San Francisco Will Become First US City With Fully Paid Parental Leave
Author: David B. Weisenfeld, XpertHR Legal Editor
April 15, 2016
San Francisco will become the first US city to require employers to offer six weeks of fully paid parental leave to new parents. The city's Board of Supervisors passed the groundbreaking ordinance unanimously, which provides covered employees with the opportunity to bond with a child during the first year after the birth of the child or after placement of the child through foster care or adoption. The ordinance will apply to both same-sex and opposite-sex couples.
The new law covers full-time and part-time employees who work in the city at least eight hours per week, who spend 40% of their work week within city limits and have been employed by the employer for at least 180 days prior to the start of the leave period.
California already is one of the few states to offer partially paid family leave, with workers eligible to receive 55% of their pay for six weeks via employee-financed public disability insurance. The San Francisco ordinance fills in the gap with its mandate of full pay for new parents during that time period. Under the ordinance, employers are responsible for the remaining 45% of an employee's wages.
San Francisco's law will be phased in to give smaller employers extra time to comply with the following effective dates:
- January 1, 2017 - employers with 50 or more employees;
- July 1, 2017 - employers with 35 or more employees; and
- January 1, 2018 - employers with 20 or more employees.

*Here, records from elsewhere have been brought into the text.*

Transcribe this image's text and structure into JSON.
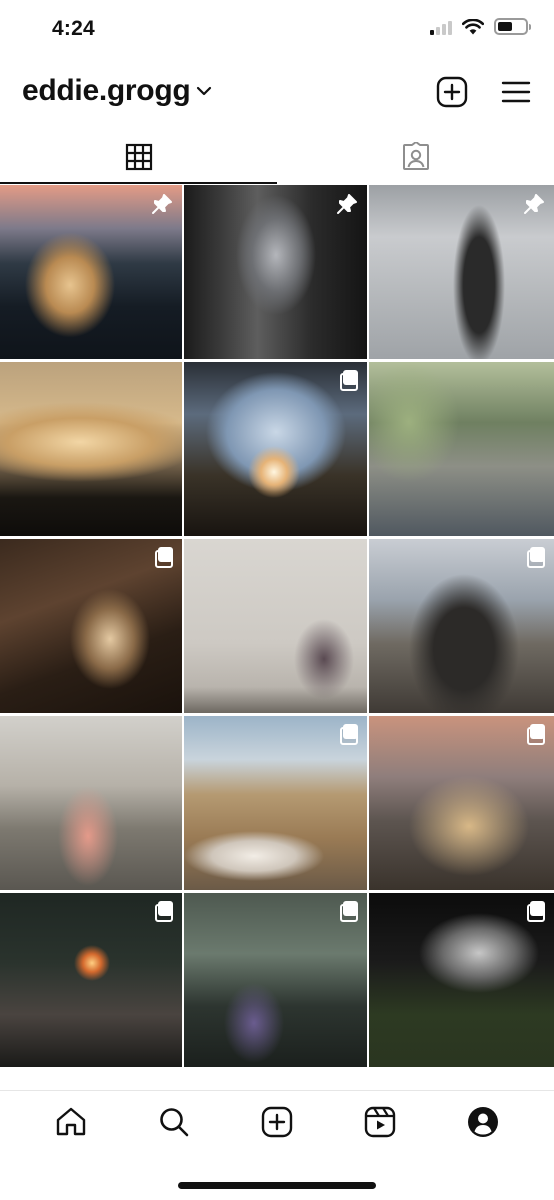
{
  "status_bar": {
    "time": "4:24",
    "signal_bars_active": 1,
    "battery_level": 0.55
  },
  "header": {
    "username": "eddie.grogg",
    "icons": [
      "chevron-down-icon",
      "new-post-icon",
      "menu-icon"
    ]
  },
  "tabs": [
    {
      "name": "grid-tab",
      "icon": "grid-icon",
      "active": true
    },
    {
      "name": "tagged-tab",
      "icon": "tagged-user-icon",
      "active": false
    }
  ],
  "posts": [
    {
      "badge": "pin-icon"
    },
    {
      "badge": "pin-icon"
    },
    {
      "badge": "pin-icon"
    },
    {
      "badge": null
    },
    {
      "badge": "carousel-icon"
    },
    {
      "badge": null
    },
    {
      "badge": "carousel-icon"
    },
    {
      "badge": null
    },
    {
      "badge": "carousel-icon"
    },
    {
      "badge": null
    },
    {
      "badge": "carousel-icon"
    },
    {
      "badge": "carousel-icon"
    },
    {
      "badge": "carousel-icon"
    },
    {
      "badge": "carousel-icon"
    },
    {
      "badge": "carousel-icon"
    }
  ],
  "bottom_nav": [
    "home-icon",
    "search-icon",
    "create-icon",
    "reels-icon",
    "profile-icon"
  ],
  "colors": {
    "text": "#111111",
    "background": "#ffffff",
    "divider": "#e6e6e6"
  }
}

California Governor Jerry Brown signed an expansion of the state's paid leave law on the heels of the San Francisco ordinance. The measure Brown signed on April 11 will increase the pay employees can receive to 60% of their wages, starting in 2018. It also creates a new classification that will enable low-income workers to receive 70% of their pay.
Meanwhile, New York state has passed a comprehensive law that will establish 12 weeks of paid family leave. The New York paid family leave law will be funded through employee payroll deductions so there will be no direct costs for employers. New Jersey and Rhode Island also mandate partially paid family leave through employee payroll deductions.